You are in charge of designing the denominations of coins. In the U.S., the denominations are penny, nickel, dime, quarter, half dollar, and dollar. Ignore the dollar coin for now. You have made a study and have determined that it is four times as likely for the subdollar portion of the price of an item to be a multiple of 5 cents than not. For example, 15 cents is four times as likely to be the price as 43 cents. But any 5 cent multiple is equally likely as any other 5 cent multiple and ditto for the non-5 cent multiples.

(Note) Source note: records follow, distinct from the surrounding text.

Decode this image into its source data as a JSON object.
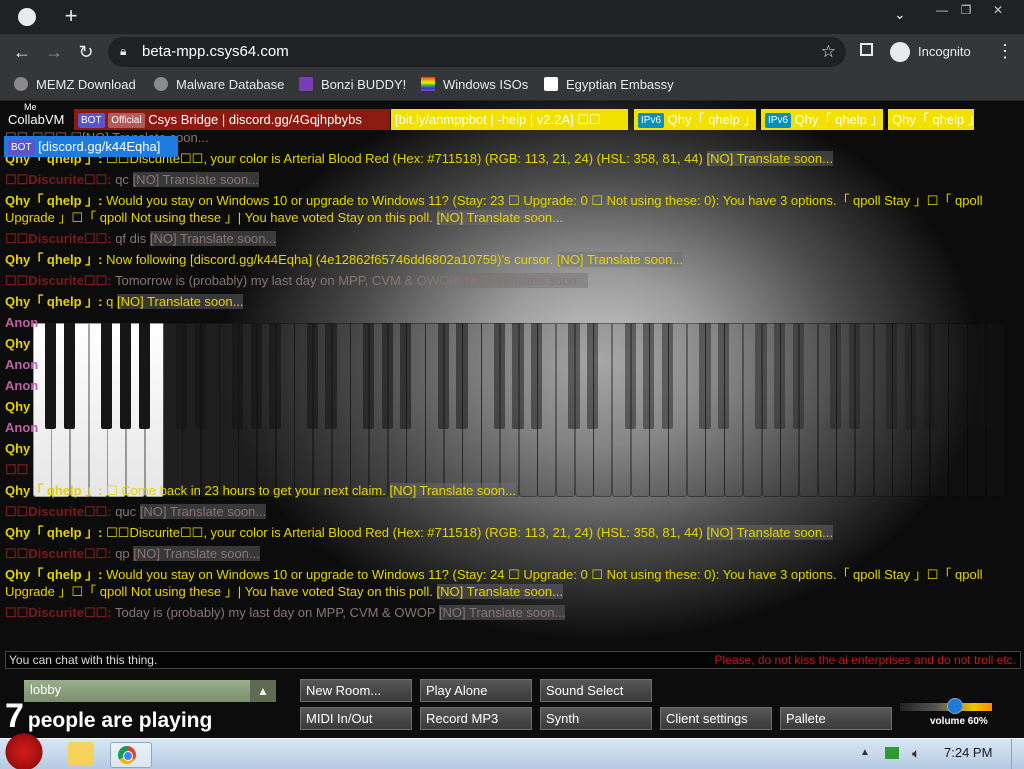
{
  "browser": {
    "new_tab_glyph": "+",
    "tab_search_glyph": "⌄",
    "window_buttons": [
      "—",
      "❐",
      "✕"
    ],
    "url": "beta-mpp.csys64.com",
    "incognito_label": "Incognito",
    "bookmarks": [
      {
        "label": "MEMZ Download",
        "icon": "globe-icon"
      },
      {
        "label": "Malware Database",
        "icon": "globe-icon"
      },
      {
        "label": "Bonzi BUDDY!",
        "icon": "bonzi-icon"
      },
      {
        "label": "Windows ISOs",
        "icon": "rainbow-flag-icon"
      },
      {
        "label": "Egyptian Embassy",
        "icon": "wix-icon"
      }
    ]
  },
  "participants": [
    {
      "name": "CollabVM",
      "prefix": "Me"
    },
    {
      "tags": [
        "BOT",
        "Official"
      ],
      "name": "Csys Bridge | discord.gg/4Gqjhpbybs"
    },
    {
      "name": "[bit.ly/anmppbot | -help | v2.2A] ☐☐"
    },
    {
      "tags": [
        "IPv6"
      ],
      "name": "Qhy「 qhelp 」"
    },
    {
      "tags": [
        "IPv6"
      ],
      "name": "Qhy「 qhelp 」"
    },
    {
      "name": "Qhy「 qhelp 」"
    },
    {
      "tags": [
        "BOT"
      ],
      "name": "[discord.gg/k44Eqha]"
    }
  ],
  "chat": [
    {
      "name": "",
      "text": "☐☐ ☐☐☐ ☐[NO] Translate soon..."
    },
    {
      "name": "Qhy「 qhelp 」:",
      "text": "☐☐Discurite☐☐, your color is Arterial Blood Red (Hex: #711518) (RGB: 113, 21, 24) (HSL: 358, 81, 44)",
      "translate": "[NO] Translate soon..."
    },
    {
      "name": "☐☐Discurite☐☐:",
      "text": "qc",
      "translate": "[NO] Translate soon..."
    },
    {
      "name": "Qhy「 qhelp 」:",
      "text": "Would you stay on Windows 10 or upgrade to Windows 11? (Stay: 23 ☐ Upgrade: 0 ☐ Not using these: 0): You have 3 options.「 qpoll Stay 」☐「 qpoll Upgrade 」☐「 qpoll Not using these 」| You have voted Stay on this poll.",
      "translate": "[NO] Translate soon..."
    },
    {
      "name": "☐☐Discurite☐☐:",
      "text": "qf dis",
      "translate": "[NO] Translate soon..."
    },
    {
      "name": "Qhy「 qhelp 」:",
      "text": "Now following [discord.gg/k44Eqha] (4e12862f65746dd6802a10759)'s cursor.",
      "translate": "[NO] Translate soon..."
    },
    {
      "name": "☐☐Discurite☐☐:",
      "text": "Tomorrow is (probably) my last day on MPP, CVM & OWOP",
      "translate": "[NO] Translate soon..."
    },
    {
      "name": "Qhy「 qhelp 」:",
      "text": "q",
      "translate": "[NO] Translate soon..."
    },
    {
      "name": "Anon",
      "text": ""
    },
    {
      "name": "Qhy",
      "text": ""
    },
    {
      "name": "Anon",
      "text": ""
    },
    {
      "name": "Anon",
      "text": ""
    },
    {
      "name": "Qhy",
      "text": ""
    },
    {
      "name": "Anon",
      "text": ""
    },
    {
      "name": "Qhy",
      "text": ""
    },
    {
      "name": "☐☐",
      "text": ""
    },
    {
      "name": "Qhy「 qhelp 」:",
      "text": "☐ Come back in 23 hours to get your next claim.",
      "translate": "[NO] Translate soon..."
    },
    {
      "name": "☐☐Discurite☐☐:",
      "text": "quc",
      "translate": "[NO] Translate soon..."
    },
    {
      "name": "Qhy「 qhelp 」:",
      "text": "☐☐Discurite☐☐, your color is Arterial Blood Red (Hex: #711518) (RGB: 113, 21, 24) (HSL: 358, 81, 44)",
      "translate": "[NO] Translate soon..."
    },
    {
      "name": "☐☐Discurite☐☐:",
      "text": "qp",
      "translate": "[NO] Translate soon..."
    },
    {
      "name": "Qhy「 qhelp 」:",
      "text": "Would you stay on Windows 10 or upgrade to Windows 11? (Stay: 24 ☐ Upgrade: 0 ☐ Not using these: 0): You have 3 options.「 qpoll Stay 」☐「 qpoll Upgrade 」☐「 qpoll Not using these 」| You have voted Stay on this poll.",
      "translate": "[NO] Translate soon..."
    },
    {
      "name": "☐☐Discurite☐☐:",
      "text": "Today is (probably) my last day on MPP, CVM & OWOP",
      "translate": "[NO] Translate soon..."
    }
  ],
  "chat_input": {
    "placeholder": "You can chat with this thing.",
    "warning": "Please, do not kiss the ai enterprises and do not troll etc."
  },
  "room": {
    "name": "lobby"
  },
  "players": {
    "count": "7",
    "label": "people are playing"
  },
  "buttons": {
    "new_room": "New Room...",
    "play_alone": "Play Alone",
    "sound_select": "Sound Select",
    "midi": "MIDI In/Out",
    "record": "Record MP3",
    "synth": "Synth",
    "client_settings": "Client settings",
    "pallete": "Pallete"
  },
  "volume": {
    "label": "volume 60%",
    "level": 0.6
  },
  "taskbar": {
    "clock": "7:24 PM"
  },
  "colors": {
    "participant_orange": "#8b1a10",
    "participant_gold": "#f2e000",
    "participant_blue": "#1e7be0",
    "chat_name_yellow": "#e5d200",
    "chat_name_red": "#7a1b1b",
    "chat_name_pink": "#c060a8"
  }
}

• Your first job is to design a set of 5 coin denominations such that the expected number of coins required to give exact change for a purchase is minimized given these constraints. This is called the Exact Change Number. Using the U.S. denominations, the Exact Change Number for 43 cents can be realized by one quarter, one dime, one nickel, and three pennies, thus giving a total of 6.
• Let the Exchange Number of a purchase be the number of coins given from the buyer to the seller plus the number given in change to the buyer from the seller. For an item costing 43 cents using the U.S. denominations, the Exchange Number can be realized by having the buyer pay 50 cents and receiving a nickel and two pennies in return, giving a total of only 4. You can assume the availability of 1 dollar. So, the Exchange Number for 99 cents is 1 since a penny is returned after handing the seller 1 dollar. Your second job is to design a set of 5 coin denominations such that the Exchange Number of coins required for a purchase is minimized given these constraints.
• For both jobs, please print out the average number of coins passed around and give me the number for each coin.

Hint: dynamic programming is a good start. A good solution for cost c can be built from solutions for smaller costs. The question is how to navigate the search space.